The Figures That Matter
The AMD Ryzen CPU has a base clock speed of 3.15GHz and a turbo clock speed of 3.3GHz on all eight cores, as the image above shows in orange and also in the conclusion. A single CPU core can reach a clock speed of 3.5GHz maximum. AMD has previously stated that the lineup of AMD Ryzen CPU is going to feature a base clock speed of 3.4GHz and above. That claim now stands proven. In tests performed on gaming efficiency, the Ryzen processor is close to a Core i5-6500 or Core i5-6600 chip. While the Intel chip does have more raw power here, AMD’s chip will be cheaper and more efficient while still offering competitive performance. This has not been AMD’s forte over the last few years, as readers will know.

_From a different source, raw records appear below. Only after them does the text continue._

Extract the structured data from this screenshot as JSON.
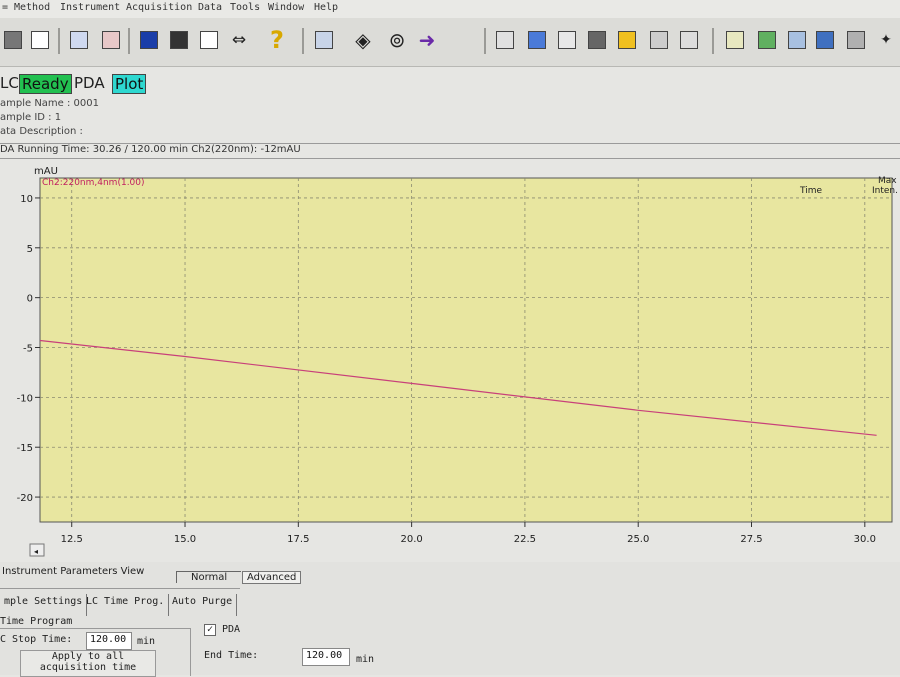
{
  "menu": {
    "method": "Method",
    "instrument": "Instrument",
    "acquisition": "Acquisition",
    "data": "Data",
    "tools": "Tools",
    "window": "Window",
    "help": "Help"
  },
  "toolbar": {
    "help_glyph": "?"
  },
  "status": {
    "lc_label": "LC",
    "ready_label": "Ready",
    "pda_label": "PDA",
    "plot_label": "Plot"
  },
  "sample": {
    "name_label": "ample Name : 0001",
    "id_label": "ample ID : 1",
    "description_label": "ata Description :"
  },
  "running_line": "DA Running Time: 30.26 / 120.00 min Ch2(220nm): -12mAU",
  "chart_data": {
    "type": "line",
    "ylabel": "mAU",
    "channel_label": "Ch2:220nm,4nm(1.00)",
    "time_label": "Time",
    "max_label": "Max",
    "inten_label": "Inten.",
    "xlim": [
      11.8,
      30.6
    ],
    "ylim": [
      -22.5,
      12
    ],
    "xticks": [
      "12.5",
      "15.0",
      "17.5",
      "20.0",
      "22.5",
      "25.0",
      "27.5",
      "30.0"
    ],
    "xtick_values": [
      12.5,
      15.0,
      17.5,
      20.0,
      22.5,
      25.0,
      27.5,
      30.0
    ],
    "yticks": [
      "10",
      "5",
      "0",
      "-5",
      "-10",
      "-15",
      "-20"
    ],
    "ytick_values": [
      10,
      5,
      0,
      -5,
      -10,
      -15,
      -20
    ],
    "grid": true,
    "series": [
      {
        "color": "#c8407a",
        "x": [
          11.8,
          15.0,
          20.0,
          25.0,
          30.26
        ],
        "y": [
          -4.3,
          -5.9,
          -8.6,
          -11.3,
          -13.8
        ]
      }
    ],
    "plot_bg": "#e8e6a0"
  },
  "params": {
    "view_title": "Instrument Parameters View",
    "normal_label": "Normal",
    "advanced_label": "Advanced",
    "tabs": [
      "mple Settings",
      "LC Time Prog.",
      "Auto Purge"
    ],
    "time_program_label": "Time Program",
    "stop_time_label": "C Stop Time:",
    "stop_time_value": "120.00",
    "min_unit": "min",
    "apply_line1": "Apply to all",
    "apply_line2": "acquisition time",
    "pda_check_label": "PDA",
    "end_time_label": "End Time:",
    "end_time_value": "120.00",
    "end_min_unit": "min"
  }
}
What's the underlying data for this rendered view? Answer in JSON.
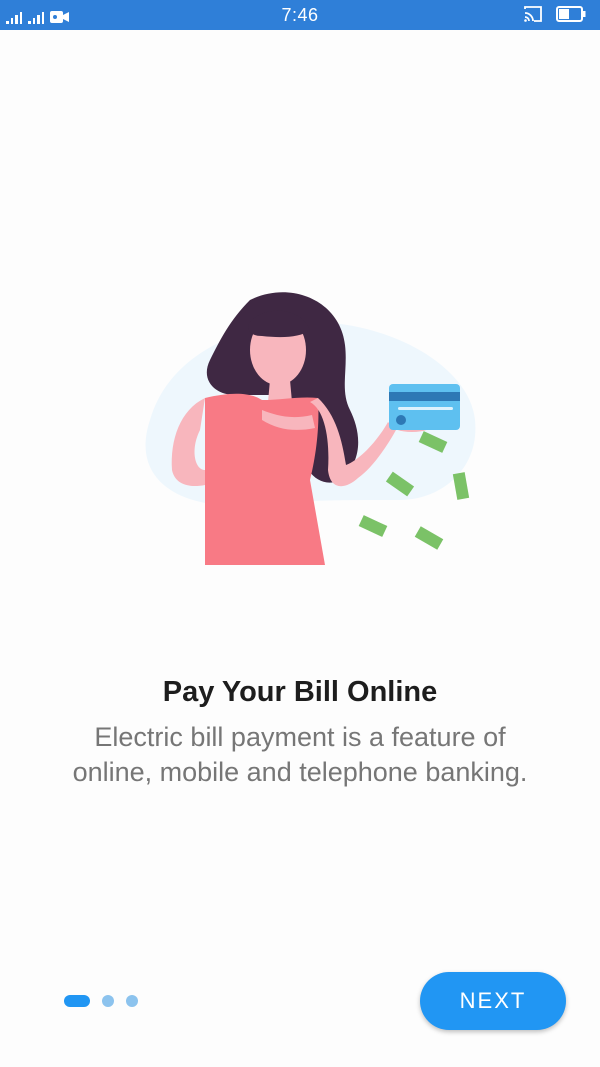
{
  "status_bar": {
    "time": "7:46"
  },
  "onboarding": {
    "title": "Pay Your Bill Online",
    "description": "Electric bill payment is a feature of online, mobile and telephone banking.",
    "page_indicator": {
      "total": 3,
      "active": 1
    },
    "next_label": "NEXT"
  },
  "colors": {
    "status_bar": "#2f7fd8",
    "accent": "#2196f3",
    "title": "#1d1d1d",
    "body_text": "#767676",
    "dress": "#f87a85",
    "hair": "#3f2843",
    "skin": "#f8b6bd",
    "card": "#5ec0f0",
    "money": "#7bc267"
  }
}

All said and done, Intel has a major challenge in 2017 to ensure its dominance in the computing business remains unaffected. Intel’s processors also cost higher than its AMD rivals at $1000. One other factor that needs to be kept in mind is these tests have been performed on pre-release hardware. The retail version that finally hits shelves may be even more powerful.